Confirmation 22 décembre 2025
Commentaire • 0
Sur la décision
| Référence : | CA Paris, pôle 1 ch. 11, 22 déc. 2025, n° 25/07089 |
|---|---|
| Juridiction : | Cour d'appel de Paris |
| Numéro(s) : | 25/07089 |
| Importance : | Inédit |
| Décision précédente : | Tribunal de grande instance de Paris, 19 décembre 2025 |
| Dispositif : | Autre |
| Date de dernière mise à jour : | 31 décembre 2025 |
| Lire la décision sur le site de la juridiction |
Texte intégral
RÉPUBLIQUE FRANÇAISE
AU NOM DU PEUPLE FRANÇAIS
COUR D’APPEL DE PARIS
Pôle 1 – Chambre 11
L. 743-22 du Code de l’entrée et du séjour
des étrangers et du droit d’asile
ORDONNANCE DU 22 DECEMBRE 2025
(1 pages)
Numéro d’inscription au numéro général et de décision : B N° RG 25/07089 – N° Portalis 35L7-V-B7J-CMOHU
Décision déférée : ordonnance rendue le 19 décembre 2025, à 15h18, par le magistrat du siège du tribunal judiciaire de Paris
Nous, Marie-Sygne Bunot-Rouillard, conseillère, à la cour d’appel de Paris, agissant par délégation du premier président de cette cour, assistée de Romane Cherel, greffière aux débats et au prononcé de l’ordonnance,
APPELANTS
1°) LE PROCUREUR DE LA RÉPUBLIQUE PRÈS DU TRIBUNAL JUDICIAIRE DE PARIS
MINISTÈRE PUBLIC, en la personne de Mme Martine Trapero, avocat général,
2°) LE PRÉFET DE POLICE
représenté par Me Rahmouni Hedi, du cabinet Mathieu, avocat au barreau de Paris
INTIMÉ
M. [N] [T]
né le 08 juillet 1992 à [Localité 1], de nationalité algérienne
RETENU au centre de rétention de [Localité 3]

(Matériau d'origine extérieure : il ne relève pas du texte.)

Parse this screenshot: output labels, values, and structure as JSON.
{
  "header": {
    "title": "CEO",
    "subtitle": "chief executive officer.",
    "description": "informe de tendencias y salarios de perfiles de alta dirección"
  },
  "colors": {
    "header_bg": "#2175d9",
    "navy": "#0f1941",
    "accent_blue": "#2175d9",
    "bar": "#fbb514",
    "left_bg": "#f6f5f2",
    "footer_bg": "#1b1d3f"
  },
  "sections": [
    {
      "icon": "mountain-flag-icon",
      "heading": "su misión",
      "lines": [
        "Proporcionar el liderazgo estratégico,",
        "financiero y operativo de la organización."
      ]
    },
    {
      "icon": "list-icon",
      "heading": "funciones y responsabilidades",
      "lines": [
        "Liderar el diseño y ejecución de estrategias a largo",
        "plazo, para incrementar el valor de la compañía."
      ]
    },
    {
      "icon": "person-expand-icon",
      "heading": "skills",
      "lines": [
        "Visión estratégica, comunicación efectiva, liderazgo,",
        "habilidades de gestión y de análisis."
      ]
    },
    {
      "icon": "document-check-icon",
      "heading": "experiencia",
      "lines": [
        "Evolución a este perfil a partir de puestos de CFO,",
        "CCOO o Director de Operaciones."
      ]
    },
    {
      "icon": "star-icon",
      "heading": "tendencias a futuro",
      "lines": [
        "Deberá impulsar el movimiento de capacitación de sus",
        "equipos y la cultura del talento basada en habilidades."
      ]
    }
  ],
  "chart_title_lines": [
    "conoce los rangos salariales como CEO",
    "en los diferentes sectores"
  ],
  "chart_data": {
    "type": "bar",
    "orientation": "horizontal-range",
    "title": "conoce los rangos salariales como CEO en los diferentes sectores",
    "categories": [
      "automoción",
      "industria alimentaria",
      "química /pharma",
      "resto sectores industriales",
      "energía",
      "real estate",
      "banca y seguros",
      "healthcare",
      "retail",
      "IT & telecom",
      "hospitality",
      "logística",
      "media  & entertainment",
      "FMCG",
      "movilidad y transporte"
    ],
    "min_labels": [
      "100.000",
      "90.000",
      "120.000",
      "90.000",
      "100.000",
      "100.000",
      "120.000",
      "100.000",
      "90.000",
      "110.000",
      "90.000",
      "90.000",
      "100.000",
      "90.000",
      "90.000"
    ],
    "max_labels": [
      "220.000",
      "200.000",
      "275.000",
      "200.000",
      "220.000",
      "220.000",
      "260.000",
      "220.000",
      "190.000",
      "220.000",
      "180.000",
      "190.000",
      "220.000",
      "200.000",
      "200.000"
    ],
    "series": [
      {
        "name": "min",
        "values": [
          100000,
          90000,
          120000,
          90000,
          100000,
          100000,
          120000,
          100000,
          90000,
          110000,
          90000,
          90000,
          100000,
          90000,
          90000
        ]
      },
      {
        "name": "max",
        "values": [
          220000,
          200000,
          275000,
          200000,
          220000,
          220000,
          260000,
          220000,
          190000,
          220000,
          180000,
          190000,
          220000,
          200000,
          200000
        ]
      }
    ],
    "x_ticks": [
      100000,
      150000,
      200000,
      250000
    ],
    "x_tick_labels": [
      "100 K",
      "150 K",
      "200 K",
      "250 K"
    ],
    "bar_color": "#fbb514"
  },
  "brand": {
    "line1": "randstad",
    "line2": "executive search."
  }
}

assisté de Me Anwar Karim, avocat de permanence, avocat au barreau de Paris
ORDONNANCE :
— contradictoire,
— prononcée en audience publique,
— Vu le décret n° 2024-799 du 2 juillet 2024 pris pour l’application du titre VII de la loi n° 2024-42 du 26 janvier 2024 pour contrôler l’immigration, améliorer l’intégration, relatif à la simplification des règles du contentieux ;
Constatant qu’aucune salle d’audience attribuée au ministère de la justice spécialement aménagée à proximité immédiate du lieu de rétention n’est disponible pour l’audience de ce jour ;
— Vu l’ordonnance du 19 décembre 2025, à 15h18, du magistrat du siège du tribunal judiciaire de Paris, faisant droit à la requêtede fin de mise en rétention, ordonnant la remise en liberté de Monsieur [N] [T], rappelant à l’intéressé qu’il a l’obligation de quitter le territoire national et disant que la présente ordonnance sera notifiée à l’intéressé par l’intermédiaire du chef de rétention administrative de Paris ;
— Vu l’appel de ladite ordonnance interjeté le 19 décembre 2025 à 18h49 par le procureur de la République près du tribunal judiciaire de Paris, avec demande d’effet suspensif ;
— Vu l’appel de ladite ordonnance, interjeté le 21 décembre 2025, à 15h03, par le préfet de police ;
— Vu les conclusions additionnelle déposées à l’audience de ce jour à 11h05, par le conseil de M. [N] [T] ;
— Vu l’ordonnance du 20 décembre 2025 conférant un caractère suspensif au recours du procureur de la République ;
— Vu la décision de jonction, par mention au dossier, des deux appels ;
— Vu les observations :
— de l’avocat général tendant à l’infirmation de l’ordonnance ;
— du conseil de la préfecture lequel, s’associant à l’argumentation développée par le ministère public, nous demande d’infirmer l’ordonnance statuant sur une requête de fin de mise en rétention ;
— de M. [N] [T], assisté de son conseil qui demande la confirmation de l’ordonnance ;
SUR QUOI,
Sur l’examen de la requête en mainlevée de M. [N] [T] :
L’article L.742-8 alinéa 1 du Code de l’entrée et du séjour des étrangers et du droit d’asile dispose que « Hors des audiences de prolongation de la rétention prévues au présent chapitre, l’étranger peut demander qu’il soit mis fin à sa rétention en saisissant le juge des libertés et de la détention. La décision de maintien en rétention d’un demandeur d’asile prévue à l’article L. 754-3 ne peut toutefois être contestée que devant le juge administratif. » et son examen suppose une circonstance nouvelle de fait pu de droit survenue depuis la dernière décision rendue au titre du placement ou du maintien en rétention.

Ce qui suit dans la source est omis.